Lovely Mary Steenburgen made her film debut in this comedy western directed by and starring Jack Nicholson. Assembled within is a solid group of comedians though the laughs are too far and few between.
Jack starts the film on the run. A posse is in hot pursuit on horseback led by Christopher Lloyd and John Belushi. The Rio Grande river into Mexico isn’t about to save him from a typically loony looking Lloyd. Brought back to justice for horse thieving Jack is sentenced to hang. The only thing that can save him now is if a woman is willing to marry him. There’s been a shortage of men available for wedlock since the civil war death toll. Against the advice of sheriff Richard Bradford, Miss Steenburgen takes Jack in.
Nicholson thinks he’s hit the jackpot. Perhaps even more so than he realizes by the close of the movie. While Jack thinks he’s free to partake in any and all sexual desires with his new bride, she’s not of the same mind. Her reason for wedding him is strictly to help her with her gold mine. She’s been trying to turn some color but needs more muscle to do so.
Could this odd duo find love and live happily ever after? Perhaps though it’s hard to see what Mary could find likable in this version of Jack. He’s just not that lovable or funny either. It almost feels as if I’m watching a comical variation on Charles Manson due to Jack’s bedraggled look.
Into the fray comes Jack’s old gang of outlaws who quickly pinpoint that Jack has changed somewhat and is holding out on them. When they realize it’s for the gold they want a cut as well. Veronica Cartwright, Danny DeVito and Tracey Walter round out the old gang.
There are sure to be some double crosses before the fadeout involving our leading players and their desires to be rich while settling in to a life of luxury.

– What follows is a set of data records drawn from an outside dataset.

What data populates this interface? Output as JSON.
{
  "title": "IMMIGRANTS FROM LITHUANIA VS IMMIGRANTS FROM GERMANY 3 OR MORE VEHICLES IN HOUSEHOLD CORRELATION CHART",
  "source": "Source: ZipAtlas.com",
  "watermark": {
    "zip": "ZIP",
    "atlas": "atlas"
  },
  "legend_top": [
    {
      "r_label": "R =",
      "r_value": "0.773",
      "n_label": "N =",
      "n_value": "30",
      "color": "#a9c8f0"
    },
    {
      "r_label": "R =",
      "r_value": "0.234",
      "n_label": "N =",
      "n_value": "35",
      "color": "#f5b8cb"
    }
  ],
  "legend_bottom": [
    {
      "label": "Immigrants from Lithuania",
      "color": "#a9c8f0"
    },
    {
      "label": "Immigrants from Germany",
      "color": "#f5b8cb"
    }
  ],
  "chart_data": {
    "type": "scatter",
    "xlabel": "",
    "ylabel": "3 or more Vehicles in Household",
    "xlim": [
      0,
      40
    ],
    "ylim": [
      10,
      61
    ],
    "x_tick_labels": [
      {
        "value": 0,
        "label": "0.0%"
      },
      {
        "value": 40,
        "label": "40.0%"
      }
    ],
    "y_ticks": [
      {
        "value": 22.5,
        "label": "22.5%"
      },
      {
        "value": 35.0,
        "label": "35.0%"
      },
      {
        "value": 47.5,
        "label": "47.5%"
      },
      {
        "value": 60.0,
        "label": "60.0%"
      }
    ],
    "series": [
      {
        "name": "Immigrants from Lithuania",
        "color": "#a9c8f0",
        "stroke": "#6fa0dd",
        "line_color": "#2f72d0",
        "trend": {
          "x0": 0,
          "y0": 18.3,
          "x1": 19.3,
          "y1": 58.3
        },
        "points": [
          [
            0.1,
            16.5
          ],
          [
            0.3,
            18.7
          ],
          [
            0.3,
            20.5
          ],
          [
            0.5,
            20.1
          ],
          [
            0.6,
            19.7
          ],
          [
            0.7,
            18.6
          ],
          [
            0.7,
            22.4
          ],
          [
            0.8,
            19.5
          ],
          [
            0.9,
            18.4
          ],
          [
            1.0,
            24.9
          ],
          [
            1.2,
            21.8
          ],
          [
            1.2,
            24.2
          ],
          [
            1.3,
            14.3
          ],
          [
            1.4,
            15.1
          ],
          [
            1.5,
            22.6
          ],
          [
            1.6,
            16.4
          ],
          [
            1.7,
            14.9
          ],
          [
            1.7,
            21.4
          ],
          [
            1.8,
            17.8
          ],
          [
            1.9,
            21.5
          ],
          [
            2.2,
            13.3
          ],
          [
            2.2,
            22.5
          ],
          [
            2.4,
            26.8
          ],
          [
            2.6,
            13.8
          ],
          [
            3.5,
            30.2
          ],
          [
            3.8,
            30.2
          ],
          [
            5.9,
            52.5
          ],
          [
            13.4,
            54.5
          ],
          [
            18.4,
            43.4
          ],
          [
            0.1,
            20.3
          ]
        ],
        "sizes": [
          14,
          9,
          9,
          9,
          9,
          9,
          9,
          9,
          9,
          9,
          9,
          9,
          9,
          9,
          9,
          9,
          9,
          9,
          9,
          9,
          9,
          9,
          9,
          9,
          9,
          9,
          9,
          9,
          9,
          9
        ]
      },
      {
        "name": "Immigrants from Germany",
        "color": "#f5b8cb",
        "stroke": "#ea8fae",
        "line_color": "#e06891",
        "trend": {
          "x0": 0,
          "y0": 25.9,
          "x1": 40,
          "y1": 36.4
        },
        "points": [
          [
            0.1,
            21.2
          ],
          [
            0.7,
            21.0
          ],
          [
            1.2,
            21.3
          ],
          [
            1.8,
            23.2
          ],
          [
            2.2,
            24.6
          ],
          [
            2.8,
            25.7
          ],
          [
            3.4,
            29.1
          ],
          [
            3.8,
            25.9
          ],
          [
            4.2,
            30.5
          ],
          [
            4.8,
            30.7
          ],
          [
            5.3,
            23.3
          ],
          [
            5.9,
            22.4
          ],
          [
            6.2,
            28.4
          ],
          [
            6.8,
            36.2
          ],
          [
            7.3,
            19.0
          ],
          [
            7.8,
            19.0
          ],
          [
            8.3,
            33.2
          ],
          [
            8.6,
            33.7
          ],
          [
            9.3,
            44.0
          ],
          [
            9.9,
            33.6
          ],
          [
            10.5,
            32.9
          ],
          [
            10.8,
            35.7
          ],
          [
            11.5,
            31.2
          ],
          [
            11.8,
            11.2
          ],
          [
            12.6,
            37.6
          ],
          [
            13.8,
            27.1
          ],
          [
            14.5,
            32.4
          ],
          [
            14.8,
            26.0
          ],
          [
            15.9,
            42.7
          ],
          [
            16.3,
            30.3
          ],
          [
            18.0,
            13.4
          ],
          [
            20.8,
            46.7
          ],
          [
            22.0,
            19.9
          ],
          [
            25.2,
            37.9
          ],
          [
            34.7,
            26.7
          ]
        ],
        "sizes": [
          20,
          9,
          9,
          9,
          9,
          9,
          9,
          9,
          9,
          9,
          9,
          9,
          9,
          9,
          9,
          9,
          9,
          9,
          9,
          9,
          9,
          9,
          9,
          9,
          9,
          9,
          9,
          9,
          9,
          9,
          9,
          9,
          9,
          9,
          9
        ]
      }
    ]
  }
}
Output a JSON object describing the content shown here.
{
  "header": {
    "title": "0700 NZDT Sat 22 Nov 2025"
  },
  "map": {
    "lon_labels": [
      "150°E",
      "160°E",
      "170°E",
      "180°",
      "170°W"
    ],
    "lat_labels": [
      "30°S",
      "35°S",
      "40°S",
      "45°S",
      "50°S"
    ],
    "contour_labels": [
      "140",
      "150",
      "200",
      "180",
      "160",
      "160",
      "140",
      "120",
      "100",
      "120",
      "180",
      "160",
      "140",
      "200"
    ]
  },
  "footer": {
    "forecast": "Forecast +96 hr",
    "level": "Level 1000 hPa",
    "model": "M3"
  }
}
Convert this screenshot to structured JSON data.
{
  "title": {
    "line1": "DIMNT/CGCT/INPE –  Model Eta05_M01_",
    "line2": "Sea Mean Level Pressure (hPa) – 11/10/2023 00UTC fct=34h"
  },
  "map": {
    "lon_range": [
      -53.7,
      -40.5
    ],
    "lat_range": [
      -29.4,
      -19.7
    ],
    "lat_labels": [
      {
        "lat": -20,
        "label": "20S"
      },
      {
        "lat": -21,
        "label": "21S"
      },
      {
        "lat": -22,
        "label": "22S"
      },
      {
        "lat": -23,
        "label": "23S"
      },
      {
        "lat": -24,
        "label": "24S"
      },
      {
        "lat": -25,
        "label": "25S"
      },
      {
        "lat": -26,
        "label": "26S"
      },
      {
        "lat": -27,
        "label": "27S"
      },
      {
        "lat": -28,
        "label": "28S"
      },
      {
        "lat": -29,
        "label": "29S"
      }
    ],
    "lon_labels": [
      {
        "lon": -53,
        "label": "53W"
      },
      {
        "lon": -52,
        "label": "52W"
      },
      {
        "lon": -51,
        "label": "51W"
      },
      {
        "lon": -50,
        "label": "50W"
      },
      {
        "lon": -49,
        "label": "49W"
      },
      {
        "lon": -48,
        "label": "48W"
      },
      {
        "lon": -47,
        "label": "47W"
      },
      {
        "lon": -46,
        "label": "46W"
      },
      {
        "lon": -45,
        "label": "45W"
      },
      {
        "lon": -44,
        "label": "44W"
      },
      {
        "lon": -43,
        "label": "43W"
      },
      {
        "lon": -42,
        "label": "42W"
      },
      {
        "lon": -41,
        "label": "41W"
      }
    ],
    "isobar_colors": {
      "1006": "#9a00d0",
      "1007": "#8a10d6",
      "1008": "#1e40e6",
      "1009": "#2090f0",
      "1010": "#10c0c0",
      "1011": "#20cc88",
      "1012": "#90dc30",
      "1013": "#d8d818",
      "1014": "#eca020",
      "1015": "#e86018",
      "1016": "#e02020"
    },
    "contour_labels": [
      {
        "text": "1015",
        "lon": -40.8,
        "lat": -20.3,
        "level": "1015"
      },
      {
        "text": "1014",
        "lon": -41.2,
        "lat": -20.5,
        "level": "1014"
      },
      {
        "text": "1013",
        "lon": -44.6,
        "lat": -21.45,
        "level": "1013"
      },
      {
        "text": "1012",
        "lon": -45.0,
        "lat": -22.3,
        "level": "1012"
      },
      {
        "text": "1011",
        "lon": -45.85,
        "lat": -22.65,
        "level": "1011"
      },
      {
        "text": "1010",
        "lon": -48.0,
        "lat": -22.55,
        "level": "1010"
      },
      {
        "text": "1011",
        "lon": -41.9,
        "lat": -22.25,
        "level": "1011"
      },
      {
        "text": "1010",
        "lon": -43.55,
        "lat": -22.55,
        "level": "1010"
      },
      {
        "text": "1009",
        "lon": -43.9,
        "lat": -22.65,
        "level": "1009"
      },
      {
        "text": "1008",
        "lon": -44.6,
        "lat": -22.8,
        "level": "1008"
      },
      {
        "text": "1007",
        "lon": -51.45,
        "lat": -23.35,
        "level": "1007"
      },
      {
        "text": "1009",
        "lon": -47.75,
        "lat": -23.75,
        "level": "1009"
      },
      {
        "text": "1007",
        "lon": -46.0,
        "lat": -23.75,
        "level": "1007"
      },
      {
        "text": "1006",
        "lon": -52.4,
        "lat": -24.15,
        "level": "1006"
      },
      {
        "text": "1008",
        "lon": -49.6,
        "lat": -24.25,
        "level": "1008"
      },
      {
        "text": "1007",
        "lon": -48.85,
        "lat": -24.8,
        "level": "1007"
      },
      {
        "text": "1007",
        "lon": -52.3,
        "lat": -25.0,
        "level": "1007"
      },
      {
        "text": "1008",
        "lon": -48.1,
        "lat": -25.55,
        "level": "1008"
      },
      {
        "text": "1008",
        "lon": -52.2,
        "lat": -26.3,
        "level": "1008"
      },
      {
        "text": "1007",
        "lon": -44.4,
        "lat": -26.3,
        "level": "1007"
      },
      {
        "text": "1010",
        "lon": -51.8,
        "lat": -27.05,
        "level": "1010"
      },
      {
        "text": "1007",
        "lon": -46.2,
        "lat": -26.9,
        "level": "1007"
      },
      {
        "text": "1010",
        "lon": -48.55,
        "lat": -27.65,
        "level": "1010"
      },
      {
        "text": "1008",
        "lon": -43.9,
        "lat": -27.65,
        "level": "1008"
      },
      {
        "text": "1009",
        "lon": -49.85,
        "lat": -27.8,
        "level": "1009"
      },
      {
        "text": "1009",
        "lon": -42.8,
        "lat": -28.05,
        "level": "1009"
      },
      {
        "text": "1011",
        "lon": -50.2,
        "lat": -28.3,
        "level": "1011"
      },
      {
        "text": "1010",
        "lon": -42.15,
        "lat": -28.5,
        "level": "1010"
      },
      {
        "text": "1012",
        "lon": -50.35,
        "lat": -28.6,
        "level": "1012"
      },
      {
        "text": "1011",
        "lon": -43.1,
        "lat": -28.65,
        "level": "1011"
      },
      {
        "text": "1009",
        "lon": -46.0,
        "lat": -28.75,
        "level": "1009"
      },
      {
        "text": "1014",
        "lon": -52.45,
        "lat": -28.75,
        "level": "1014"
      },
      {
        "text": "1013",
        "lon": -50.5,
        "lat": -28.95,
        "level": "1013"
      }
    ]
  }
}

As much as I like both Jack and Mary there is just too much going on here in a script that just didn’t seem ready to go before the cameras. There is an under developed story line involving the railroad buying up the nesters small ranches and pools of oil bubbling to the surface that go undetected though I suspect at one point they were to be a featured plot point.
Both Lloyd and DeVito had by this time a history with Jack. They both appeared in what might be the greatest Jack film of all, One Flew Over the Cukoo’s Nest. Danny would in turn direct Jack in the 1992 bio film Hoffa.
Casting Steenburgen would prove to be a wise decision by Nicholson as she has never really slowed down since. She’s won an Oscar along the way and starred in a few of my favorites as well. Time After Time and Cross Creek would be a pair that I frequently recommend.
This was the second of three films that are actually credited to Jack the director. The others being Drive He Said and the Chinatown follow up, The Two Jakes. Goin’ South would be the final film of the decade for Nicholson. The next time we’d see him on the big screen would be in one of his most remembered roles playing Jack Torrance in The Shining.
Not much to recommend here other than the on screen talent. That alone should be enough to get most of us film nuts tuning in for a quick look.
I remember when this was first released back in 1978, and thinking how strange it was that a film starred Jack Nicholson and John Belushi. I also seem to remember that it went nowhere, so I never bothered to see it. In a way, it sounds a little like the Gregory Peck film ‘Yellow Sky’, which was reviewed recently by Kristina over at Speakeasy, and is one which I highly recommend.
Jack and John could have been interesting together post 1980 once Belushi had made a name. Overall a forgettable flick with a cast too good for the wayward material. Yellow Sky a really good one.